Rational Binomial Identity Can anyone give a reference, a proof, or a reference that explains why Maple can evaluate this identity mathematically correctly:
$$n-i-1=(d-1)\sum_{l=1}^{n-i-1}\frac{\binom{n-i-1}{l}}{\binom{n-i+d-3}{l}}$$
 A: The canonical reference for this sort of thing is Petkovsek and Zeilberger's book "A=B". Maple (almost certainly) uses the Zeilberger-Wilf algorithm for hypergeometric summation (which really goes back to Bill Gosper). You can also read the Wilf-Zeilberger paper (Inventiones, around 1990).

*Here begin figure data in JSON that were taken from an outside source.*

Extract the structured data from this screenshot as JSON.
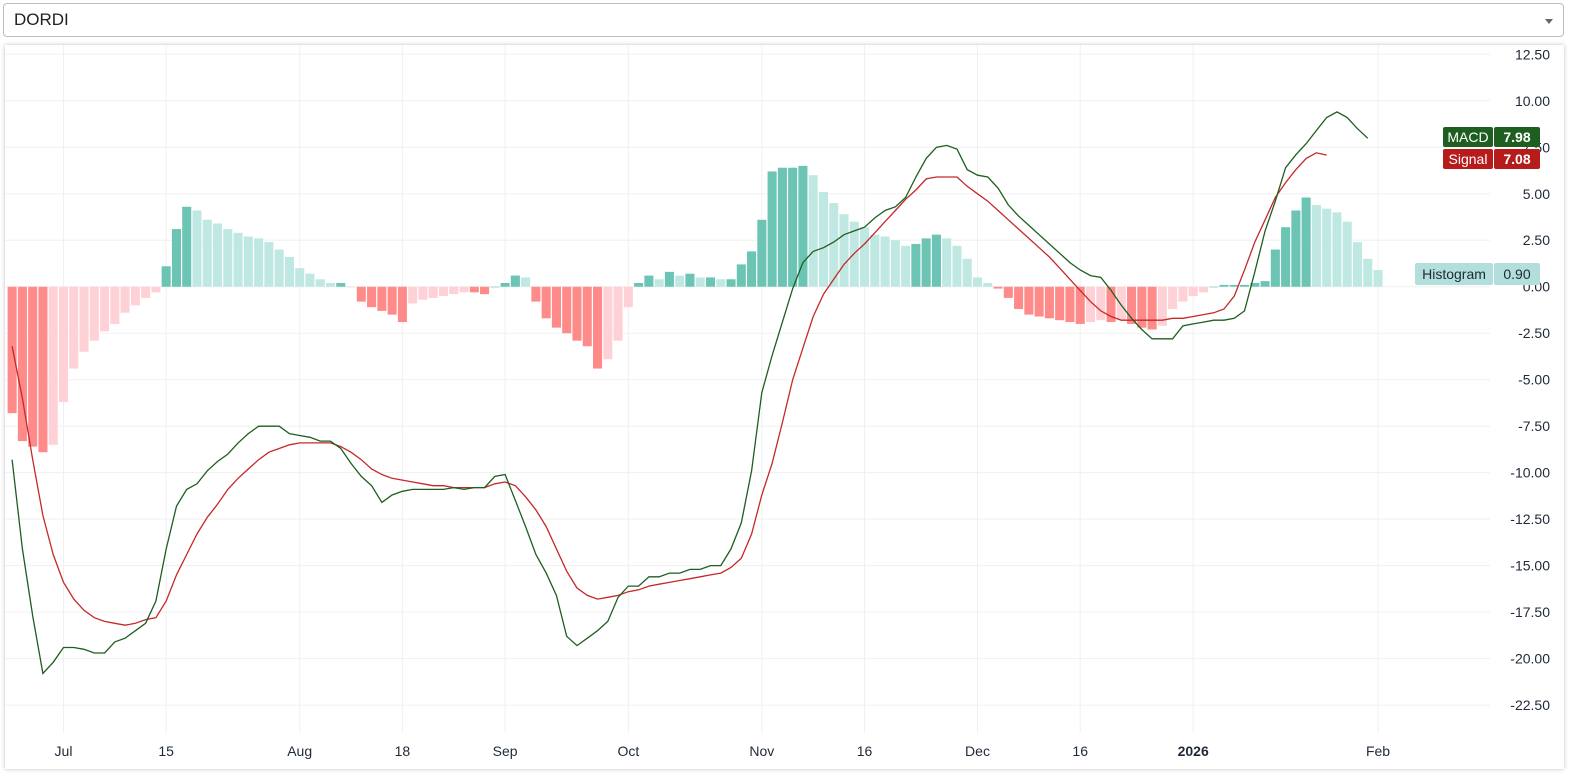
{
  "selector": {
    "value": "DORDI"
  },
  "legend": {
    "macd": {
      "label": "MACD",
      "value": "7.98",
      "color": "#1e5e20"
    },
    "signal": {
      "label": "Signal",
      "value": "7.08",
      "color": "#b71c1c"
    },
    "histogram": {
      "label": "Histogram",
      "value": "0.90",
      "color": "#b2dfdb"
    }
  },
  "colors": {
    "macd_line": "#1e5e20",
    "signal_line": "#c62828",
    "hist_pos_strong": "#6cc4b4",
    "hist_pos_weak": "#c0e8e2",
    "hist_neg_strong": "#ff8a8a",
    "hist_neg_weak": "#fed1d6",
    "grid": "#f0f0f0"
  },
  "chart_data": {
    "type": "line",
    "y_ticks": [
      "12.50",
      "10.00",
      "7.50",
      "5.00",
      "2.50",
      "0.00",
      "-2.50",
      "-5.00",
      "-7.50",
      "-10.00",
      "-12.50",
      "-15.00",
      "-17.50",
      "-20.00",
      "-22.50"
    ],
    "x_ticks": [
      {
        "label": "Jul",
        "bar": 5,
        "bold": false
      },
      {
        "label": "15",
        "bar": 15,
        "bold": false
      },
      {
        "label": "Aug",
        "bar": 28,
        "bold": false
      },
      {
        "label": "18",
        "bar": 38,
        "bold": false
      },
      {
        "label": "Sep",
        "bar": 48,
        "bold": false
      },
      {
        "label": "Oct",
        "bar": 60,
        "bold": false
      },
      {
        "label": "Nov",
        "bar": 73,
        "bold": false
      },
      {
        "label": "16",
        "bar": 83,
        "bold": false
      },
      {
        "label": "Dec",
        "bar": 94,
        "bold": false
      },
      {
        "label": "16",
        "bar": 104,
        "bold": false
      },
      {
        "label": "2026",
        "bar": 115,
        "bold": true
      },
      {
        "label": "Feb",
        "bar": 133,
        "bold": false
      }
    ],
    "ylim": [
      -24,
      13
    ],
    "histogram": [
      -6.8,
      -8.3,
      -8.6,
      -8.9,
      -8.5,
      -6.2,
      -4.4,
      -3.5,
      -2.9,
      -2.4,
      -2.0,
      -1.4,
      -1.0,
      -0.6,
      -0.3,
      1.1,
      3.1,
      4.3,
      4.1,
      3.6,
      3.4,
      3.1,
      2.9,
      2.7,
      2.6,
      2.4,
      2.0,
      1.6,
      1.0,
      0.7,
      0.4,
      0.2,
      0.2,
      0.0,
      -0.8,
      -1.1,
      -1.3,
      -1.5,
      -1.9,
      -0.9,
      -0.7,
      -0.6,
      -0.5,
      -0.4,
      -0.3,
      -0.3,
      -0.4,
      0.0,
      0.2,
      0.6,
      0.5,
      -0.8,
      -1.7,
      -2.2,
      -2.5,
      -2.9,
      -3.2,
      -4.4,
      -3.9,
      -2.9,
      -1.1,
      0.2,
      0.6,
      0.4,
      0.8,
      0.6,
      0.7,
      0.5,
      0.5,
      0.4,
      0.4,
      1.2,
      1.9,
      3.6,
      6.2,
      6.4,
      6.4,
      6.5,
      6.0,
      5.1,
      4.5,
      3.9,
      3.5,
      3.2,
      2.8,
      2.7,
      2.5,
      2.2,
      2.3,
      2.6,
      2.8,
      2.6,
      2.2,
      1.5,
      0.5,
      0.2,
      -0.1,
      -0.6,
      -1.2,
      -1.5,
      -1.6,
      -1.7,
      -1.8,
      -1.9,
      -2.0,
      -1.9,
      -1.8,
      -1.9,
      -1.8,
      -2.0,
      -2.2,
      -2.3,
      -2.1,
      -1.2,
      -0.8,
      -0.5,
      -0.3,
      0.0,
      0.1,
      0.1,
      0.1,
      0.2,
      0.3,
      2.0,
      3.2,
      4.1,
      4.8,
      4.4,
      4.2,
      4.0,
      3.5,
      2.4,
      1.5,
      0.9
    ],
    "series": [
      {
        "name": "MACD",
        "values": [
          -9.3,
          -14.1,
          -17.7,
          -20.8,
          -20.2,
          -19.4,
          -19.4,
          -19.5,
          -19.7,
          -19.7,
          -19.1,
          -18.9,
          -18.5,
          -18.1,
          -16.9,
          -14.1,
          -11.8,
          -10.9,
          -10.6,
          -9.9,
          -9.4,
          -9.0,
          -8.4,
          -7.9,
          -7.5,
          -7.5,
          -7.5,
          -7.9,
          -8.0,
          -8.1,
          -8.3,
          -8.3,
          -8.7,
          -9.5,
          -10.2,
          -10.7,
          -11.6,
          -11.2,
          -11.0,
          -10.9,
          -10.9,
          -10.9,
          -10.9,
          -10.8,
          -10.9,
          -10.8,
          -10.8,
          -10.2,
          -10.1,
          -11.5,
          -12.9,
          -14.4,
          -15.4,
          -16.6,
          -18.8,
          -19.3,
          -18.9,
          -18.5,
          -18.0,
          -16.7,
          -16.1,
          -16.1,
          -15.6,
          -15.6,
          -15.4,
          -15.4,
          -15.2,
          -15.2,
          -15.0,
          -15.0,
          -14.1,
          -12.7,
          -9.9,
          -5.7,
          -3.7,
          -1.9,
          -0.1,
          1.3,
          1.9,
          2.1,
          2.4,
          2.8,
          3.0,
          3.2,
          3.7,
          4.1,
          4.3,
          4.8,
          5.9,
          6.9,
          7.5,
          7.6,
          7.4,
          6.3,
          6.0,
          5.9,
          5.3,
          4.4,
          3.8,
          3.3,
          2.8,
          2.3,
          1.8,
          1.3,
          0.9,
          0.6,
          0.5,
          -0.2,
          -1.0,
          -1.7,
          -2.3,
          -2.8,
          -2.8,
          -2.8,
          -2.1,
          -2.0,
          -1.9,
          -1.8,
          -1.8,
          -1.7,
          -1.3,
          0.8,
          3.0,
          4.6,
          6.4,
          7.1,
          7.7,
          8.4,
          9.1,
          9.4,
          9.1,
          8.5,
          7.98
        ]
      },
      {
        "name": "Signal",
        "values": [
          -3.2,
          -6.0,
          -9.3,
          -12.3,
          -14.4,
          -15.9,
          -16.8,
          -17.4,
          -17.8,
          -18.0,
          -18.1,
          -18.2,
          -18.1,
          -17.9,
          -17.8,
          -16.9,
          -15.5,
          -14.4,
          -13.3,
          -12.4,
          -11.7,
          -10.9,
          -10.3,
          -9.8,
          -9.3,
          -8.9,
          -8.7,
          -8.5,
          -8.4,
          -8.4,
          -8.4,
          -8.4,
          -8.6,
          -8.9,
          -9.3,
          -9.8,
          -10.1,
          -10.3,
          -10.4,
          -10.5,
          -10.6,
          -10.7,
          -10.7,
          -10.8,
          -10.8,
          -10.8,
          -10.8,
          -10.6,
          -10.5,
          -10.7,
          -11.3,
          -12.0,
          -12.9,
          -14.1,
          -15.3,
          -16.2,
          -16.6,
          -16.8,
          -16.7,
          -16.6,
          -16.4,
          -16.3,
          -16.1,
          -16.0,
          -15.9,
          -15.8,
          -15.7,
          -15.6,
          -15.5,
          -15.4,
          -15.1,
          -14.6,
          -13.3,
          -11.2,
          -9.5,
          -7.3,
          -5.0,
          -3.3,
          -1.6,
          -0.4,
          0.4,
          1.2,
          1.8,
          2.3,
          2.9,
          3.5,
          4.1,
          4.7,
          5.2,
          5.8,
          5.9,
          5.9,
          5.9,
          5.4,
          5.0,
          4.6,
          4.1,
          3.6,
          3.1,
          2.6,
          2.1,
          1.6,
          1.0,
          0.4,
          -0.2,
          -0.8,
          -1.3,
          -1.6,
          -1.8,
          -1.8,
          -1.8,
          -1.8,
          -1.8,
          -1.7,
          -1.7,
          -1.6,
          -1.5,
          -1.4,
          -1.2,
          -0.5,
          0.9,
          2.4,
          3.6,
          4.8,
          5.6,
          6.3,
          6.9,
          7.2,
          7.08
        ]
      }
    ]
  }
}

A: As Gerhard Paseman suggested, it look better to replace $m=n-i-1$ and also $x=d-2$. With this the question takes the form $S:=\sum_{\ell=1}^m\binom{m}{\ell}\binom{m+x}{\ell}^{-1}\frac{x+1}m$ and we show $S\equiv1$. Let
$$F(m,\ell):=\binom{m}{\ell}\binom{m+x}{\ell}^{-1}\frac{x+1}m \qquad \text{and}
\qquad
G(m,\ell):=-\binom{m}{\ell}\binom{m+x+1}{\ell}^{-1}\frac{m+x+1}m.$$
It's easy to check 
$$F(m,\ell)=G(m,\ell+1)-G(m,\ell), \tag1$$
say by dividing through with $F(m,\ell)$ and simplifying. Summing (1) over integers $\ell\geq0$ gives
$$\sum_{\ell=0}^mF(m,\ell)
=\sum_{\ell\geq0}G(m,\ell+1)-\sum_{\ell\geq0}G(m,\ell)=-G(m,0)=\frac{x+m+1}m.$$
Therefore, we arrive at
$$S=\sum_{\ell=1}^mF(m,\ell)=\sum_{\ell=0}^mF(m,\ell)-F(m,0)=\frac{x+m+1}m-\frac{x+1}m=1$$
which is what aimed for.